Maître des maîtres, Ye Qisun, mendiait dans la rue à la fin de sa vie
Pendant son enfance, il étudia les Analectes de Confucius et reçut une éducation chinoise traditionnelle. (Image : wikimedia / Confucius and his disciples / Domaine public)

Ye Qisun est le fondateur du département de physique et de la faculté des sciences de l’université Tsinghua. C’est aussi l’un des pionniers de la physique moderne en Chine. Sous sa direction, 79 membres de sa lignée académique devinrent membres de l’Académie chinoise des sciences, d’éminents scientifiques tels que Qian Sanqiang, bénéficièrent également de son mentorat.

Considéré comme « maître des maîtres », pourquoi Ye Qisun vivait-il dans un tel dénuement à la fin de sa vie ? Par quels hauts et quels bas passa-t-il tout au long de sa vie ?

Ye Qisun fonda le département de physique de l’université de Tsinghua qui devint une base pour la formation des élites scientifiques et technologiques

Ye Qisun naquit à Shanghai en 1898. La famille Ye était une famille d’érudits et de fonctionnaires. Le grand-père de Ye Qisun était un fonctionnaire de grade cinq, sous la dynastie Qing, et travaillait au Collège impérial. Son père, Ye Jingyun, était un érudit et un éducateur à Shanghai.

Dès l’âge de cinq ans, le père de Ye Qisun lui apprit à lire. Lorsqu’il grandit, il fut envoyé dans une école privée pour étudier les Analectes de Confucius, recevant ainsi une éducation chinoise traditionnelle. En 1911, Ye Qisun, qui n’avait pas encore 13 ans, fut admis à l’Académie Tsinghua, dont il devint l’un des premiers étudiants. Plus tard, il se rendit aux États-Unis pour étudier la physique à l’université de Chicago, où il obtint une licence en 1920. La même année, il entra à l’université de Harvard pour préparer un doctorat.

Maître des maîtres, Ye Qisun, mendiait dans la rue à la fin de sa vie
Membre de la réunion annuelle des affaires scolaires de 1932 de l’Université Tsinghua. De gauche à droite : Ye Qisun, Chen Daisun, Feng Youlan, Mei Yiqi, Yang Gongzhao, Zhang Zigao Tsinghua Annual (1932). (Image : wikimedia / See page for author / Domaine public)

Pendant son doctorat, Ye Qisun, âgé de 23 ans, et ses collègues obtinrent les meilleures données de l’époque sur la détermination de la constante de Planck, un sujet important en physique expérimentale, et les valeurs mesurées furent utilisées par la communauté internationale des physiciens pendant de nombreuses années.
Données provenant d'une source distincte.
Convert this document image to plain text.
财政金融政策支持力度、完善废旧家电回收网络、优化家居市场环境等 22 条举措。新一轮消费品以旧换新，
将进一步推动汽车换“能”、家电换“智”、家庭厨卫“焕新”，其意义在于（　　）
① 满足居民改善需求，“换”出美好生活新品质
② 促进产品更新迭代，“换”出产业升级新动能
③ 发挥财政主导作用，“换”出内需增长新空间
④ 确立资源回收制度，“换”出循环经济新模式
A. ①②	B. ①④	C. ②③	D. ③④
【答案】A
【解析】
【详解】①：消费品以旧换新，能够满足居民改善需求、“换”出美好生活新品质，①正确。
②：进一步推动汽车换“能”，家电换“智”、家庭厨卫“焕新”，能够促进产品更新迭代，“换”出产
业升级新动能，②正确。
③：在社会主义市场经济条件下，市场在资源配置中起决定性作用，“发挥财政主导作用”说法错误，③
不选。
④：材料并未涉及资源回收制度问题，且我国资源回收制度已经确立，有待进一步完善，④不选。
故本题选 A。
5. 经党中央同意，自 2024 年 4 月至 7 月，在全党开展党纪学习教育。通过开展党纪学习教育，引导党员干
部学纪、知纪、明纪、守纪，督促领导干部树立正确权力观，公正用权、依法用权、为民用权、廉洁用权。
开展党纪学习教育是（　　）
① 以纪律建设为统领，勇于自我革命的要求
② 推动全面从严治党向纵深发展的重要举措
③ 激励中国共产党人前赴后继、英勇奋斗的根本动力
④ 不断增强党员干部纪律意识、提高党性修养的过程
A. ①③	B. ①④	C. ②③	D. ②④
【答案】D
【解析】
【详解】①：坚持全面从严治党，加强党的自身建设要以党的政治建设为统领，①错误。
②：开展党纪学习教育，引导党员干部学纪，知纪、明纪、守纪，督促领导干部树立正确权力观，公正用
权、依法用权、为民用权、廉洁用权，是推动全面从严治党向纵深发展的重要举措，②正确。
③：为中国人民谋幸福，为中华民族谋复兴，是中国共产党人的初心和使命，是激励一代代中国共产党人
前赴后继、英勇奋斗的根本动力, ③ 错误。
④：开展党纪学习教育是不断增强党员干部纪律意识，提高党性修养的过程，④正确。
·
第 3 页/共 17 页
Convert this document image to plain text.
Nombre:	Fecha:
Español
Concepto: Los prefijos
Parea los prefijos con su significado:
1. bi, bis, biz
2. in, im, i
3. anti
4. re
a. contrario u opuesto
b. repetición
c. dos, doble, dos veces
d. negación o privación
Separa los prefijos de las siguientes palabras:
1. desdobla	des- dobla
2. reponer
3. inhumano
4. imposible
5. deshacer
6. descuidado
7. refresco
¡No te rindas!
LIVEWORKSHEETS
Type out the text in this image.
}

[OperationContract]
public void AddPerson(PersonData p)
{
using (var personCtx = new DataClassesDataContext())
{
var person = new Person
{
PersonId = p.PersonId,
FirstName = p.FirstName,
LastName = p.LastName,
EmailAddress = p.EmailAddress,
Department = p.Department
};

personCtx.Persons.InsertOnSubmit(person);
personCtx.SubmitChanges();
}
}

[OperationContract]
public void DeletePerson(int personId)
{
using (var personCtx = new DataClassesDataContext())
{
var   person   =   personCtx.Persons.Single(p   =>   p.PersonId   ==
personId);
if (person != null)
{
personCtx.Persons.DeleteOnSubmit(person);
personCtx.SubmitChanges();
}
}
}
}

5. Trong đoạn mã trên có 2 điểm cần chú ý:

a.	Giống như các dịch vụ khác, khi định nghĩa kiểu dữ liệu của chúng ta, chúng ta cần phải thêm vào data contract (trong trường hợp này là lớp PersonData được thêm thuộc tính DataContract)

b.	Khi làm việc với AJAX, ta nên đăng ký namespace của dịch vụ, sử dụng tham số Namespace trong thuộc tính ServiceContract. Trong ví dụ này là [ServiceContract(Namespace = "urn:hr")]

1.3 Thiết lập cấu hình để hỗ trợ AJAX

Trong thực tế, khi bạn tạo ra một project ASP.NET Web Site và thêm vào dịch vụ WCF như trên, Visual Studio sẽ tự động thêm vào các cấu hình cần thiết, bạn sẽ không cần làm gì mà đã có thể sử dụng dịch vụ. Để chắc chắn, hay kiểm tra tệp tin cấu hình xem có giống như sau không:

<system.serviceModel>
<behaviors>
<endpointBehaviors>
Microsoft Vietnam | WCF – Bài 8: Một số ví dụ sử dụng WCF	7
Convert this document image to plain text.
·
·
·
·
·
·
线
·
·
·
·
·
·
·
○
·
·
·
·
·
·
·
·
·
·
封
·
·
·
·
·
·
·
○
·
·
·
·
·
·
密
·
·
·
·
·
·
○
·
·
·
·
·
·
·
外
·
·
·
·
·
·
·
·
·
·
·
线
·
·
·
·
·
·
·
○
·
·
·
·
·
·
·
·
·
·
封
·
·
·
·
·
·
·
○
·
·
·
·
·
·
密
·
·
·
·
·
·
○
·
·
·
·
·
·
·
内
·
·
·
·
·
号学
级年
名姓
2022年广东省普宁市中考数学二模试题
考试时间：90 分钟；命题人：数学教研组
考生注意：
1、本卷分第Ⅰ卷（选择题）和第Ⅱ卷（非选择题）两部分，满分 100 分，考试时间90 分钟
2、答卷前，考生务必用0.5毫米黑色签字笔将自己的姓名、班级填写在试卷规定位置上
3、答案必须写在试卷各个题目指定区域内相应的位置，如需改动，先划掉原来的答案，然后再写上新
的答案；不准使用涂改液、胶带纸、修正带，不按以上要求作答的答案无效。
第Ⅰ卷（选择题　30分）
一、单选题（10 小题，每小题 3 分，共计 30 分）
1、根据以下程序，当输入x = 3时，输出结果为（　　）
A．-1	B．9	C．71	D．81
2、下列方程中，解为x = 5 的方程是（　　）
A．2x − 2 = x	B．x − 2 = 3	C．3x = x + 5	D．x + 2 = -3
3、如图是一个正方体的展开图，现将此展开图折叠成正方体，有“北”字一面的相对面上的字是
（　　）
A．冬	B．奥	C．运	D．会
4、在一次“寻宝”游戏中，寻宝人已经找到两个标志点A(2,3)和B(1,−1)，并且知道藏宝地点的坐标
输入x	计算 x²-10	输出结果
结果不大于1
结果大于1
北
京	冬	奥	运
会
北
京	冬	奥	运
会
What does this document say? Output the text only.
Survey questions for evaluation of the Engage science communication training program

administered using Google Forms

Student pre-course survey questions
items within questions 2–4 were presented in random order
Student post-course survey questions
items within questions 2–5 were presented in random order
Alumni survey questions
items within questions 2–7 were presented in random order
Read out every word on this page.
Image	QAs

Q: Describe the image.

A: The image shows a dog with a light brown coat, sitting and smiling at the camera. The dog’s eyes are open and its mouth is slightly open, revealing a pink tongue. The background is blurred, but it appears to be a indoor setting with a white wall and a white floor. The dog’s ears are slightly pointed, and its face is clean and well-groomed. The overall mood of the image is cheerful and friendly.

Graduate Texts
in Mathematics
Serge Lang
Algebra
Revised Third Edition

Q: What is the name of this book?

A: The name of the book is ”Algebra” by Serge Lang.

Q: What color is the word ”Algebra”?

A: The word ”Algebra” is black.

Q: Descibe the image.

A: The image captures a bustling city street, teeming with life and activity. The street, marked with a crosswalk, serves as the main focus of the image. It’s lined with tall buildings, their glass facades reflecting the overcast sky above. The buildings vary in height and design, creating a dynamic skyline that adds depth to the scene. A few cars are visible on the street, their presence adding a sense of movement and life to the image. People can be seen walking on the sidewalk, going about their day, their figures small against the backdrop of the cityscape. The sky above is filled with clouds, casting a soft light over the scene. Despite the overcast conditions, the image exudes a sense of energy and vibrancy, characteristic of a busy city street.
En 1924, après avoir obtenu son doctorat, Ye Qisun rentra en Chine et devint professeur associé au département de physique de l’université nationale du Sud-Est. En 1925, lorsque l’Académie de Tsinghua créa l’université, il fut nommé professeur agrégé de physique, promu professeur l’année suivante, et fonda le département de physique de Tsinghua, dont il devint le directeur.

En 1929, l’école des sciences de l’université de Tsinghua fut créée, avec Ye Qisun comme doyen, et il fut élu comme un des sept examinateurs qui décidaient des principales politiques de l’université. Par la suite, Ye Qisun devint l’un des principaux dirigeants de l’université Tsinghua.

Sous la direction de Ye Qisun, le département de physique de l’université Tsinghua recruta de nombreux talents exceptionnels et devint une base pour la formation des élites scientifiques et technologiques chinoises.

Un de ses étudiants préférés se rallia au PCC, apportant d’importantes contributions, mais fut accusé plus tard d’être un espion

Parmi ses nombreux étudiants, Xiong Dazhen, admis à Tsinghua en 1931, était le préféré de Ye Qisun et la personne qui changea complètement le destin de Ye Qisun.

En 1935, après avoir obtenu son diplôme, Xiong Dazhen resta comme assistant et vécut dans la maison de Ye Qisun. La relation entre le professeur et l’élève était très forte. Un jour de mars 1938, Xiong Dazhen annonça soudain à Ye Qisun qu’il renonçait à sa bourse d’études à l’étranger et qu’il se rendrait dans la région centrale du Hebei pour aider à armer la résistance contre le Japon, car la région avait besoin de personnel scientifique et technologique.

Xiong Dazhen, désireux de sauver le pays et trompé par la propagande du Parti communiste chinois (PCC), décida de se rendre dans le centre du Hebei. Il fit part de son idée à Ye Qisun, qui ne l’approuva pas. Cependant, il ne put arrêter Xiong et dut le laisser partir.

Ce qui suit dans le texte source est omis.